Laboratoire de Virologie, AP-HP Groupe Hospitalier Bichat-Claude Bernard, HUPNVS, Univ Paris Diderot, PRES Sorbonne Paris Cité, Paris, France.
AIDS. 2013 Jan 2;27(1):69-80. doi: 10.1097/QAD.0b013e32835a10d8.
This study investigated the impact on virological outcome of the gag cleavage sites and the protease-coding region mutations in protease inhibitor-naive and protease inhibitor-experienced patients infected with HIV-2 receiving lopinavir (LPV) containing regimen.
Baseline gag and protease-coding region were sequenced in 46 HIV-2 group A-infected patients receiving lopinavir. Virological response was defined as plasma viral load less than 100 copies/ml at month 3. Associations between virological response and frequencies of mutations in gag [matrix/capsid (CA), CA/p2, p2/nucleocapsid (NC), NC/p1, p1/p6] and gag-pol (NC/p6) cleavage site and protease-coding region, with respect to the HIV-2ROD strain, were tested using Fisher's exact test.

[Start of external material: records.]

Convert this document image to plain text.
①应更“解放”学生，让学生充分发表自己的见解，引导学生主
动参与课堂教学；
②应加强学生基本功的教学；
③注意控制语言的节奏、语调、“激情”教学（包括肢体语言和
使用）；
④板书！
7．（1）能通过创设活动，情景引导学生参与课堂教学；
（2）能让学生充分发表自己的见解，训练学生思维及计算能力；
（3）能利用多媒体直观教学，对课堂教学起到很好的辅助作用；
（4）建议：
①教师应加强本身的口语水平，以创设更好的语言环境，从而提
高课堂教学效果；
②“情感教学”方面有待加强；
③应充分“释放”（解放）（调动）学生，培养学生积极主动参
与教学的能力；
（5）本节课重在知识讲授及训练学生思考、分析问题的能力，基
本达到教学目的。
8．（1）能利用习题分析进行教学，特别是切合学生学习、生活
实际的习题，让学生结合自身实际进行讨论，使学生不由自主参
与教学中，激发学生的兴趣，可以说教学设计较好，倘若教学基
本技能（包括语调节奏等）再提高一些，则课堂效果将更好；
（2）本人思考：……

Virological response occurred in 14 of 17 (82%) protease inhibitor-naive and 17 of 29 (59%) protease inhibitor-experienced patients. Virological failure was associated with higher baseline viral load (median: 6765 versus 1098 copies/ml, P = 0.02). More protease-coding region mutations were observed in protease inhibitor-experienced compared with protease inhibitor-naive patients (median: 8 versus 5, P = 0.003). In protease inhibitor-naive patients, T435A (NC/p6), V447M (p1/p6), and Y14H (protease-coding region) were associated with virological failure (P = 0.011, P = 0.033, P = 0.022, respectively). T435A and V447M were associated with Y14H (P = 0.018, P = 0.039, respectively). In protease inhibitor-experienced patients, D427E (NC/p1) was associated with virological response (P = 0.014). A430V (NC/p1) and I82F (protease-coding region) were associated with virological failure (P = 0.046, P = 0.050, respectively). Mutations at position 430 were associated with a higher number of mutations in protease-coding region (median: 10 versus 7, P = 0.008).
We have demonstrated, for the first time, an association between gag, gag-pol cleavage site and protease-coding region mutations, with distinct profiles between protease inhibitor-naive and protease inhibitor-experienced patients. These mutations might impact the virological outcome of HIV-2-infected patients receiving LPV-containing regimen.
本研究旨在探讨 HIV-2 感染者在接受洛匹那韦(LPV)为基础的治疗方案时 gag 裂解位点和蛋白酶编码区突变对病毒学结果的影响。
对 46 例感染 HIV-2 组 A 的患者进行基线 gag 和蛋白酶编码区测序。病毒学反应定义为第 3 个月时血浆病毒载量小于 100 拷贝/ml。使用 Fisher 确切检验检测 gag [基质/衣壳 (CA)、CA/p2、p2/核衣壳 (NC)、NC/p1、p1/p6]和 gag-pol (NC/p6)裂解位点以及蛋白酶编码区中突变与 HIV-2ROD 株的频率与病毒学反应之间的关系。
17 例初治(82%)和 29 例经治(59%)患者中,14 例和 17 例患者发生病毒学失败。病毒学失败与较高的基线病毒载量(中位数:6765 与 1098 拷贝/ml,P=0.02)相关。与初治组相比,经治组观察到更多的蛋白酶编码区突变(中位数:8 与 5,P=0.003)。在初治组中,T435A(NC/p6)、V447M(p1/p6)和 Y14H(蛋白酶编码区)与病毒学失败相关(P=0.011、P=0.033、P=0.022,分别)。T435A 和 V447M 与 Y14H 相关(P=0.018、P=0.039,分别)。在经治组中,D427E(NC/p1)与病毒学反应相关(P=0.014)。A430V(NC/p1)和 I82F(蛋白酶编码区)与病毒学失败相关(P=0.046、P=0.050,分别)。位置 430 的突变与蛋白酶编码区中更多的突变相关(中位数:10 与 7,P=0.008)。
我们首次证明了 gag、gag-pol 裂解位点和蛋白酶编码区突变之间的相关性,在初治和经治患者中具有不同的特征。这些突变可能影响接受 LPV 为基础的治疗方案的 HIV-2 感染者的病毒学结果。